Berdasarkan uraian diatas bahwa jenis permainan yang disyariatkan oleh Islam ternyata banyak pilihan dan banyak pula manfaatnya bagi perkembangan kecerdasan anak. Jenis-jenis permainan tersebut anak akan berkembang seluruh potensinya, disamping memenuhi kegemaran atau kegembiraannya sewaktu bermain. Dengan bermain anak akan merasakan suasana bebas, lepas dari suatu tekanan-tekanan tertentu.
7. Manfaat dan nilai-nilai permainan bagi Anak
Bermain bagi anak adalah sesuatu yang sangat menyenangkan, dan anak tidak akan pernah bosan dengan permainannya. Bermain bagi anak memiliki manfaat dan nilai-nilai. Manfaat dan nilai-nilai tersebut antara lain :
a. Nilai-nilai Jasmaniah (fisik)
Permainan yang efektif merupakan suatu yang mendesak bagi pertumbuhan otot-otot anak. Melalui permainan ini anak akan belajar berbagai ketrampilan.
b. Nilai Pendidikan
Melalui permainan anak akan belajar mengenal banyak hal tentang berbagai peralatan. Ia juga akan belajar mengenal berbagai bentuk dan warna serta mengenal ukuran. Melalui hal ini seringkali anak akan juga memperoleh berbagai informasi yang tidak bisa ia dapatkan melalui sarana lain.
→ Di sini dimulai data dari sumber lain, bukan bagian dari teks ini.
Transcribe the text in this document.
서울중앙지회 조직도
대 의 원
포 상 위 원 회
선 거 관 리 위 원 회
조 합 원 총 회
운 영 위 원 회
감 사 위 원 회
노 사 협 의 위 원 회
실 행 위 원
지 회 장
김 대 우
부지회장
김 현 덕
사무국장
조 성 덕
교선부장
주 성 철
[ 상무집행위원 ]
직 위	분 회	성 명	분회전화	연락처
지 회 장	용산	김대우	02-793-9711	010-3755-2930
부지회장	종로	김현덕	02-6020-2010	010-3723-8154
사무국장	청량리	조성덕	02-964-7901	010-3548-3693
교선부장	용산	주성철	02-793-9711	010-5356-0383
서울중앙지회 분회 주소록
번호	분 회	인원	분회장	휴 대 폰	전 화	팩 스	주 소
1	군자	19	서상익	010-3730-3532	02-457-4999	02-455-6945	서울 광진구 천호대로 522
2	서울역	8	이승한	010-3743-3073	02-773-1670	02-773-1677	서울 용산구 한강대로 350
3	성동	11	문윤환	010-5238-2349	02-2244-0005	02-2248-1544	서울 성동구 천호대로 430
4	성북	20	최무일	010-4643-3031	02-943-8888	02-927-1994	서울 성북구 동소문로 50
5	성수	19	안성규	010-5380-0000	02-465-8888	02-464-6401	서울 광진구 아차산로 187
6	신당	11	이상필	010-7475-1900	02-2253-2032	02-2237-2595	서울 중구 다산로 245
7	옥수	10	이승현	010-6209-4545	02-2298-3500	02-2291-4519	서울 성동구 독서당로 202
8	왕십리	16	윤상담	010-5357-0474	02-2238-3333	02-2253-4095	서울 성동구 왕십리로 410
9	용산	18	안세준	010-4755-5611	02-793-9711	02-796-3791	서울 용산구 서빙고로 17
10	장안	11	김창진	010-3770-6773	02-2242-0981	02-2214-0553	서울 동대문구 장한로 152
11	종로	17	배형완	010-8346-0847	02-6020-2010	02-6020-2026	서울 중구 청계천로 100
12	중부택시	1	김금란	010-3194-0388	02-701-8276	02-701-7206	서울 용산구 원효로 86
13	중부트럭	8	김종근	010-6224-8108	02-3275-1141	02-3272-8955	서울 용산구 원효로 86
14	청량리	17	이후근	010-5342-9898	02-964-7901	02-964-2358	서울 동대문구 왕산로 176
c. Nilai Kemasyarakatan (sosial)
Melalui permainan ini, anak akan belajar bagaimana membangun hubungan sosial kemasyarakatan dengan orang lain dan bagaimana berinteraksi dengan mereka secara baik. Ia juga bisa belajar bekerjasama dan bergaul dengan orang dewasa dengan cara memberi dan menerima.
d. Nilai Akhlak (moral)
Melalui permainan ini anak bisa belajar dasar-dasar konsep salah dan benar, sebagaimana juga ia belajar mengenai sebagian dari timbangan-timbangan akhlak, seperti keadilan, kejujuran, amanah, menahan diri, serta spirit sportifitas.
e. Nilai Kreativitas (Inovasi)
Melalui permainan anak juga bisa mengekspresikan potensi-potensi kreativitasnya serta mengeksperimenkan gagasan-gagasan yang dimilikinya.
f. Nilai Personalitas
Melalui permainan, anak juga bisa menyingkap banyak hal mengenai personalitas dan identitas jati dirinya, seperti mengetahui kemampuan dan kecakapannya dengan cara berinteraksi dengan teman-teman lain dan membandingkan mereka dengan dirinya. Disamping itu anak juga bisa belajar berbagai persoalannya dan bagaimana cara mengatasinya.

g. Nilai Kuratif
Melalui permainan, seorang anak bisa melenyapkan ketegangan yang justru akan melahirkan berbagai keterbelakangan. Oleh karena itu kita temukan bahwa anak-anak yang berasal dari keluarga yang penuh dengan belenggu, perintah dan larangan akan melakukan kegiatan permainan yang lebih banyak daripada anak-anak yang lainya. Permainan juga menjadi salah satu sarana terbaik untuk menghilangkan rasa permusuhan.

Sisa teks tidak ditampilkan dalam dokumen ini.